Mundo das Palavras

A realidade e o contexto do texto

O jornalista, para evitar que os dados que colhe sobre um assunto – declarações e outros tipos de informações – fiquem soltos, desconectados, no texto que produz, tem de – com estes dados – elaborar sua própria visão sobre aquilo a respeito do que vai escrever. Um velho bordão da imprensa prega: “só os fatos falam”. Isto significa que, segundo esta velha escola do Jornalismo, o profissional de imprensa tem que deixar o fato brilhar integralmente no seu texto, sem ofuscá-lo, sem distorcê-lo. Para conseguir isto, no entanto, o jornalista enfrenta um desafio. O de alcançar uma visão sobre seu assunto dentro da qual cada dada colhido por ele preserve seu sentido próprio. O que em última análise importa em impedir que os dados obtidos passem a ter um sentido novo – ou pelo menos, parcialmente novo – dentro do contexto da visão sobre o assunto alcançada pelo jornalista.


Será isto possível? Um dado, por exemplo, uma declaração, tem um sentido autônomo? Ou o jornalista quando o colhe necessariamente o retira do contexto original dele, no qual o dado tem um sentido, e, o insere num novo contexto, o do seu texto, no qual o sentido do dado, de modo inevitável, será diferente? Exemplifiquemos. Quando um político anuncia: “Vou construir 300 escolas”. Esta declaração – vale isoladamente, ou seu sentido terá de ser buscado em vários contextos nos quais ela pode ter diferentes sentidos: o contexto do orçamento administrado pelo político, o da reconstituição do que ocorreu quando ele fez anúncios semelhantes, o do modo como ele quer projetar sua carreira no futuro etc?

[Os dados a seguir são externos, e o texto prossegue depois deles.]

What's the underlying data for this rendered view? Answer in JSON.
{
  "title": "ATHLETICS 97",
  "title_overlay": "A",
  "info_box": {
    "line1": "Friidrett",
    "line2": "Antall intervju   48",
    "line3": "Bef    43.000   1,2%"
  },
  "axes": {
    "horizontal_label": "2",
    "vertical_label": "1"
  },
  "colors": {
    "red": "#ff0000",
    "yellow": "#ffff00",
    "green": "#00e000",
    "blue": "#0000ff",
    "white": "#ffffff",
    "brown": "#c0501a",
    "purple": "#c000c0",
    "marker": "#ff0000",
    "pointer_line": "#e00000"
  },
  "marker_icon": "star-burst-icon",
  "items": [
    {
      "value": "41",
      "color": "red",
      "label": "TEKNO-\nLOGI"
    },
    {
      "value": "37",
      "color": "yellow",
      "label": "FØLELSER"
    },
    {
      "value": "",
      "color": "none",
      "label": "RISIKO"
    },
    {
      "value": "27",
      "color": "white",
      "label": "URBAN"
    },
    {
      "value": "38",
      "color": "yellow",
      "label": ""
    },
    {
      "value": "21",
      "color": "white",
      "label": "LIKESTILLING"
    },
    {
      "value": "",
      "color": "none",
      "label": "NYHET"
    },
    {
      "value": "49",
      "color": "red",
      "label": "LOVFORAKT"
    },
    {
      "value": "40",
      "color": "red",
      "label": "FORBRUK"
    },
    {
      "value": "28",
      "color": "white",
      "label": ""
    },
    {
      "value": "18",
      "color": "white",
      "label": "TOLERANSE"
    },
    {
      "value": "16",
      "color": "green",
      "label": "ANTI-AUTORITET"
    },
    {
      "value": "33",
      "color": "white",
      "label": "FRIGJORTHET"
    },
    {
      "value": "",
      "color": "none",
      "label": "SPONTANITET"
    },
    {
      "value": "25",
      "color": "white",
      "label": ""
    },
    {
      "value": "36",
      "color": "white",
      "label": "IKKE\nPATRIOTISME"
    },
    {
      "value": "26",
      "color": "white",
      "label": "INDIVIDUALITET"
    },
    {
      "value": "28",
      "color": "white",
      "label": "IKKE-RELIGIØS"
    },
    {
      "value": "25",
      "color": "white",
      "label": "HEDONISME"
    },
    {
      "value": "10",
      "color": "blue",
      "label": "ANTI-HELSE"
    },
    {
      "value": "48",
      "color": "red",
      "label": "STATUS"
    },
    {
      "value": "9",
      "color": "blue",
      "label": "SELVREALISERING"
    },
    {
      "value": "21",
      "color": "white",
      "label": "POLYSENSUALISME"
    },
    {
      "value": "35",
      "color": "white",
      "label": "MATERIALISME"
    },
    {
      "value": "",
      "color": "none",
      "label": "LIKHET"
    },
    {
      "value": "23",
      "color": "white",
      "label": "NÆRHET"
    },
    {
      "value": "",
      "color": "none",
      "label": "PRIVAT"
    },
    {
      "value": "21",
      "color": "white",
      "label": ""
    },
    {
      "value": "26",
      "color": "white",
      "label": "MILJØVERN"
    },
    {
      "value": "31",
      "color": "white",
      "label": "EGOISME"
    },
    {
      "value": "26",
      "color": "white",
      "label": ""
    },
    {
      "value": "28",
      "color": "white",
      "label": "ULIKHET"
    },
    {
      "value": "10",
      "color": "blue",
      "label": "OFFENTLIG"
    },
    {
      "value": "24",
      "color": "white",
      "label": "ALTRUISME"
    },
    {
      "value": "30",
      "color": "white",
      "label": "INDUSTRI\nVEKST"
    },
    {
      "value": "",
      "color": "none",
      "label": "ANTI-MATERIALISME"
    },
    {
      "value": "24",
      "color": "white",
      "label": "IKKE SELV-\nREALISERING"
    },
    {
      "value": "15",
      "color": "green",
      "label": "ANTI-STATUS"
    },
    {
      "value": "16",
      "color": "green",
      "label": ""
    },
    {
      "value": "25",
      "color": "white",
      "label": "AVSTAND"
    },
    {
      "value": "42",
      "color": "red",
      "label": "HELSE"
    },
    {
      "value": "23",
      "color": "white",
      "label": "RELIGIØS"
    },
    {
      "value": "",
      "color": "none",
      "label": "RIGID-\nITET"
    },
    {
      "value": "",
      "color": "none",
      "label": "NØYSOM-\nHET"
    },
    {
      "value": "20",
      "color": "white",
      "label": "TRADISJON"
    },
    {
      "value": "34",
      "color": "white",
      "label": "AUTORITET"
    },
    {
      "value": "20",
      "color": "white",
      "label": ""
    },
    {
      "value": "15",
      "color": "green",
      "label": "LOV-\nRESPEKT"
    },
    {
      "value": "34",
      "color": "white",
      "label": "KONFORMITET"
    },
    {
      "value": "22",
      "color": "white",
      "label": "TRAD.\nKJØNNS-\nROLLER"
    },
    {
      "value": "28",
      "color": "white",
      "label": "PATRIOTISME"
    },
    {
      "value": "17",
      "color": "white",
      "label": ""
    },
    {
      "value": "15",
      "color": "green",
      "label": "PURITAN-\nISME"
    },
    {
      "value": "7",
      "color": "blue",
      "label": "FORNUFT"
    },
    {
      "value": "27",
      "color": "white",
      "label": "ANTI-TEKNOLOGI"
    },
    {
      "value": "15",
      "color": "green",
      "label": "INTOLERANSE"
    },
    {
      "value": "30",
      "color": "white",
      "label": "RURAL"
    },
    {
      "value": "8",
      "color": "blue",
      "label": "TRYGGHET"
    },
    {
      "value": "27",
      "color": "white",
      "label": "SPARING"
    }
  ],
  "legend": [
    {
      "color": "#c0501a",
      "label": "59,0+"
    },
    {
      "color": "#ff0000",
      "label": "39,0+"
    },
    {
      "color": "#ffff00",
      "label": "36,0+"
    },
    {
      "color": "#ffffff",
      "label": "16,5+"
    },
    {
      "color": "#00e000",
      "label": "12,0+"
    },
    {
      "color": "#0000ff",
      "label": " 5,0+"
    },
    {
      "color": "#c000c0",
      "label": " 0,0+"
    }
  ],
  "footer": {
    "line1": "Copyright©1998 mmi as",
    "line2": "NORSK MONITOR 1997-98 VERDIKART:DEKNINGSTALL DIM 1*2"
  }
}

Na verdade, o risco de mudança de sentido de um dado na passagem da retirada dele, de seu contexto original, para o contexto do texto jornalístico, é permanente. Às vezes, a mudança de sentido é tão brutal que gera um problema ético, como ocorre, às vezes, no contexto de um relacionamento com o jornalista que o entrevistado julga respeitoso e cuidadoso. O entrevistado revela informações de sua intimidade e o jornalista as publica no contexto de um texto escrito sem nenhuma piedade.


Mas, ainda que não adquira a dramaticidade e a falta de ética destes casos, tidos na imprensa, como de “Traição de amizade”, é inevitável a ocorrência de mudança de sentido – maior ou menor – de um dado, na sua passagem da realidade da qual foi extraído para o contexto do texto jornalístico. Felizmente, em contrapartida, existem muitos casos em que tais mudanças servem para valorizar o dado colhido.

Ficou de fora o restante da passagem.